Nice system. In are living room I'm still running my 42yr old JBL studio monitors that I shipped back from Viet Nam. Have replaced two mid-range  speakers (FREE), but the woofers and tweeters are original. They've been used almost daily, music and movies, and are cranked on a regular basis. I know there is  some nice equipment still made today and in a much smaller package. Call me nostalgic, but a big tube amp and some old school speakers  ( the bigger the better) is still hard to beat. You can have your digital HD downloads and all the other blah, blah, blah, but I have reel to reel tapes that I still think (of course I'm old and somewhat senile) sound just amazing. May be my range of hearing lose and wish full thinking, but there you go. Not saying I don't like my i-pod, or as mentioned my XM radio, but I also like my four lb, 1972, Koss headphones when I'm in the recliner listing to a little Lead, or some Muddy Waters, or Carlos Santana, etc. Mike  
   P.S. If you like your music when your working, move your compressor out side in it's own little house. I'm doing that in my new shop for musics sake and to help save my sanity. Mike


----------



## markknx (Apr 5, 2015)

A Mill, A lathe, a welder, a grinder,and a whole lot of other loud stuff. but for a tunes I have a old Pioneer, tied to a pair of old JBLs with paper cones. You know the old stuff.
Mark


----------



## dave2176 (Apr 6, 2015)

I'm one of the few that prefer the quiet. It lets me think clearer and pay attention to the sound of the work. I learned long ago that if I have some extra noise going I fixate on it and stop what I'm doing.
Dave


----------



## hvontres (Apr 6, 2015)

Old reciever from the living room hooked up to two re-built bookshelf speakers. I built a Raspberry-Pi based pandora box for it. 80's cheese in the background for hours


----------



## Firestopper (Apr 6, 2015)

FOMOGO said:


> Nice system. In are living room I'm still running my 42yr old JBL studio monitors that I shipped back from Viet Nam. Have replaced two mid-range  speakers (FREE), but the woofers and tweeters are original. They've been used almost daily, music and movies, and are cranked on a regular basis. I know there is  some nice equipment still made today and in a much smaller package. Call me nostalgic, but a big tube amp and some old school speakers  ( the bigger the better) is still hard to beat. You can have your digital HD downloads and all the other blah, blah, blah, but I have reel to reel tapes that I still think (of course I'm old and somewhat senile) sound just amazing. May be my range of hearing lose and wish full thinking, but there you go. Not saying I don't like my i-pod, or as mentioned my XM radio, but I also like my four lb, 1972, Koss headphones when I'm in the recliner listing to a little Lead, or some Muddy Waters, or Carlos Santana, etc. Mike
> P.S. If you like your music when your working, move your compressor out side in it's own little house. I'm doing that in my new shop for musics sake and to help save my sanity. Mike



My home sound system is old school as well (my US Navy single days) as far as compressor noise, at 1.5 watts, yes! 1.5 watt the compressor is barely heard. The combination is very efficient. I have cranked it to 12 watts and it sounds like a stage with the r-30 insulation in the building.  A friend gave me the Klipsch speakers, they where in bad cosmetic shape as they had cats and plants sitting on top. I updated the crossovers (capacitors),wood cabinets, and grills for a cost of $60 each. My buddy came to visit after they they where up and running, the look on his face was priceless.


----------



## wrmiller (Apr 6, 2015)

Wow...big fan of the gear here! I had a full rack of SAE back in the day, even had the parametric EQ.
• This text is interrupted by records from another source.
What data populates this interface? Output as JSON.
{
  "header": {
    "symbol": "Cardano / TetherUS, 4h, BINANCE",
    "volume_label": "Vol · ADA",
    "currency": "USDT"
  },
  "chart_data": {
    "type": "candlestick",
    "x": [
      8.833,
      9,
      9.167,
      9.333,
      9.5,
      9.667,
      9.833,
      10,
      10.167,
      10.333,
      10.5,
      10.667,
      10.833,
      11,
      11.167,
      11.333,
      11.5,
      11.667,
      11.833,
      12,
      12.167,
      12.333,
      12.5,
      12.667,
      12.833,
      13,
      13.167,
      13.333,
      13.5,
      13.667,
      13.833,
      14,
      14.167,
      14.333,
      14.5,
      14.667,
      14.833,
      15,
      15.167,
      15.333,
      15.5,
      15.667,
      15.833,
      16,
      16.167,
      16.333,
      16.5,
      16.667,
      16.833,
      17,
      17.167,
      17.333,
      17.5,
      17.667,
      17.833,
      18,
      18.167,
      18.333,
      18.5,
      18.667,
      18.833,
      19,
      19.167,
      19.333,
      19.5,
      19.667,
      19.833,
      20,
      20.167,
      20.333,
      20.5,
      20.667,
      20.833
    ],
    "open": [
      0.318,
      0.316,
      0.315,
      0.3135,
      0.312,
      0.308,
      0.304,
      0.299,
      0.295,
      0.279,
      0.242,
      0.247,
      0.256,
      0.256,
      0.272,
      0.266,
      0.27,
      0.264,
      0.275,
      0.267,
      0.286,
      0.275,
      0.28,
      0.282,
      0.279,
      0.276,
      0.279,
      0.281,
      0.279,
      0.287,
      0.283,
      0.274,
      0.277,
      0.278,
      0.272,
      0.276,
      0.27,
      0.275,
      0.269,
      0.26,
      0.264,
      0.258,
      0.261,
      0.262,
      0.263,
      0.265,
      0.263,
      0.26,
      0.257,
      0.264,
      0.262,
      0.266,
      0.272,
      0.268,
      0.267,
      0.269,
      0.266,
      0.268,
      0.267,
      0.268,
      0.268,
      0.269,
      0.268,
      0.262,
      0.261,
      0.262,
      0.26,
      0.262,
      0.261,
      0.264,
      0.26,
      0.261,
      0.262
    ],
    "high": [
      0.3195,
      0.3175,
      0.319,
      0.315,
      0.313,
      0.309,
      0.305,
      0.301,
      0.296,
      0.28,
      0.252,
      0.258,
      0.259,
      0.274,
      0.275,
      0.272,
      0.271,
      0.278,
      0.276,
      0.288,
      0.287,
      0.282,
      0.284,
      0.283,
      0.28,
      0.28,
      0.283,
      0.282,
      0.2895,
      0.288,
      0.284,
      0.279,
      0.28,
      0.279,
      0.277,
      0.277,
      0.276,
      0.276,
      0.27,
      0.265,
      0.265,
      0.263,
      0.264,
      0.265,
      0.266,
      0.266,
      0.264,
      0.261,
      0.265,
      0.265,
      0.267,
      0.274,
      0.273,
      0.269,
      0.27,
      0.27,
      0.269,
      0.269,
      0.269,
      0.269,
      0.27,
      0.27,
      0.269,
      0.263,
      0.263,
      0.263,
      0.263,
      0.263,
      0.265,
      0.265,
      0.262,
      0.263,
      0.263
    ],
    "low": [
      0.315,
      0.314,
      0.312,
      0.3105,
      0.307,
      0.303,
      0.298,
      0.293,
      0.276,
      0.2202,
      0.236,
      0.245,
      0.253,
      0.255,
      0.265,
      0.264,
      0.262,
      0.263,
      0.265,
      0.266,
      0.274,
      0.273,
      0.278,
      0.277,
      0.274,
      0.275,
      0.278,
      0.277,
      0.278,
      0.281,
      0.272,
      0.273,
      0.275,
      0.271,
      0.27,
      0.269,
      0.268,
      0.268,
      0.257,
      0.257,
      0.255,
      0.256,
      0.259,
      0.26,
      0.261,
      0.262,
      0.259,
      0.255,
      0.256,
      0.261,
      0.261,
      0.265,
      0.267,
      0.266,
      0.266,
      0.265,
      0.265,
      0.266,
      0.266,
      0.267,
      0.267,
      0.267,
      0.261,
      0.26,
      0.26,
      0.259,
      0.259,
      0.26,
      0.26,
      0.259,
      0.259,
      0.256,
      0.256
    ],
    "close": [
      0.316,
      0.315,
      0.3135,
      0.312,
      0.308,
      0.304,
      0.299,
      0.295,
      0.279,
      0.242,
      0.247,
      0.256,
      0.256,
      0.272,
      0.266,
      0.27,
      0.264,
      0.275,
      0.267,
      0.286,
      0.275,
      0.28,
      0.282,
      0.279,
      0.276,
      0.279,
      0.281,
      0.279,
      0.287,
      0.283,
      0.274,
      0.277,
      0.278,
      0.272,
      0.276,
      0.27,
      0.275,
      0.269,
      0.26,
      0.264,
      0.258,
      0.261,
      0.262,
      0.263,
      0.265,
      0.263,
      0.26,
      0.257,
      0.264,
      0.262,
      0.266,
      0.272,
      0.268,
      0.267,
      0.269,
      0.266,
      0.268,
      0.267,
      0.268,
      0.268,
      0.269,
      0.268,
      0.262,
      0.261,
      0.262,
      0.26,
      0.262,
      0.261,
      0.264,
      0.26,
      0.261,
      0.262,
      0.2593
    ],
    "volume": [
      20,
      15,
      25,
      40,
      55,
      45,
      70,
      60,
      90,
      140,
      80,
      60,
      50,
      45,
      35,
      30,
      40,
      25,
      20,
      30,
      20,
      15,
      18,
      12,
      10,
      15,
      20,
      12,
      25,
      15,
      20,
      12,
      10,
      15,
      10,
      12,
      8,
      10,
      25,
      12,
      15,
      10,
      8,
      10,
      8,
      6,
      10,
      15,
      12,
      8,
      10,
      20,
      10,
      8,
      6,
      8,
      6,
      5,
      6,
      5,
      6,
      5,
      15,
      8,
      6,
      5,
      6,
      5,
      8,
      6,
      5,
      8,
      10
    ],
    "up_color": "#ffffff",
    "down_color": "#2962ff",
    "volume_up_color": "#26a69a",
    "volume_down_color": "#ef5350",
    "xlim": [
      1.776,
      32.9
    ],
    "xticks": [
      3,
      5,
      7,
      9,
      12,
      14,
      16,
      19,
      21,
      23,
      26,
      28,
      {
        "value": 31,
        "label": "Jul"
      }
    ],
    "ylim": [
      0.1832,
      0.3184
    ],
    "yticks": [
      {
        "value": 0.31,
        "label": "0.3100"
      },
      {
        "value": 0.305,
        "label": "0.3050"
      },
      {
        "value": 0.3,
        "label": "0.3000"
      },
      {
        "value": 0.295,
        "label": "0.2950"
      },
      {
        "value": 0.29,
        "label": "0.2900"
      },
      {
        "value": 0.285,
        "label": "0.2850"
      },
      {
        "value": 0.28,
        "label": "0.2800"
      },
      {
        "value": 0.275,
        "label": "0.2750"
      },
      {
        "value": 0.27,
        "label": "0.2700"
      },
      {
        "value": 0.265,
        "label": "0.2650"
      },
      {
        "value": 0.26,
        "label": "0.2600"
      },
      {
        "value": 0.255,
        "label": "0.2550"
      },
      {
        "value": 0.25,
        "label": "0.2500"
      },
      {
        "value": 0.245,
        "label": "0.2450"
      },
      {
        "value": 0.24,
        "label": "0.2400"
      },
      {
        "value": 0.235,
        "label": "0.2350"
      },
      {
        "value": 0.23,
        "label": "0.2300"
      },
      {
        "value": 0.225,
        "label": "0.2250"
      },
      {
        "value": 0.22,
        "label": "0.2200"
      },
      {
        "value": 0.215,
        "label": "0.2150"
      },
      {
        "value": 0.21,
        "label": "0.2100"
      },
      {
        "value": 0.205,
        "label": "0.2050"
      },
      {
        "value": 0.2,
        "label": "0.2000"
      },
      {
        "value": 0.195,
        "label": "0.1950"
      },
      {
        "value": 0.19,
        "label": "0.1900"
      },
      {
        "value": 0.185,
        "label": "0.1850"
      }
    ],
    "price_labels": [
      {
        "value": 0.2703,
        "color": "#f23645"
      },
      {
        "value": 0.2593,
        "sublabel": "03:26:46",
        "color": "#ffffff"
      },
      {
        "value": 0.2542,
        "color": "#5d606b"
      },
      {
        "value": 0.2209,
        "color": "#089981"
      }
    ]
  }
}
Now I have a little Sony radio that has a slot on top for my iPhone.


----------



## Mark_f (Apr 6, 2015)

I like it quiet. the only noise is the machines running. Music distracts me and I need to hear what my machine is saying.


----------



## tommied (Apr 14, 2015)

I have the kindle hooked or the computer or whatever I feel like. I think we all mostly like old stereos. I still have my records but threw away the 8 track tapes.


----------



## stupoty (Apr 14, 2015)

mark_f said:


> I like it quiet. the only noise is the machines running. Music distracts me and I need to hear what my machine is saying.



Like you I tend to just listen to heavy metal in the shop 

Stuart


----------



## Dracen knights (Apr 19, 2015)

I was saving a 500 watt surround system for my shop until I helped a friend hang his new 65" tv on the wall at his house so he could watch the big game on it and I noticed he didn't have a surround sound system so I dropped mine off and even installed it with the wires running through the walls and all... he still uses it Daily so I have been using a set of self powered computer speakers hooked to my phone... Until I built my new desktop system for my cnc mill and I wanted to watch a setup video and needed the speaker so now the shop is tune less.... Other than my bluetooth ear bud.


----------



## toolman (Apr 24, 2015)

Funny that I just found this thread because yesterday one of my Paradigm speakers died on me. I'm running either a Yamaha Natural Sound receiver, or a early 90's Sansui  and a cheap Panasonic cd changer. I guess I'm going to have to take my old Yamaha's up to the shop to replace the Paradigm's.


----------



## T Bredehoft (Apr 24, 2015)

I enjoy the sound of a cutter removing metal. That's how I know its working right. Anything else is a distraction. 

Tom. the old curmudgeon.


----------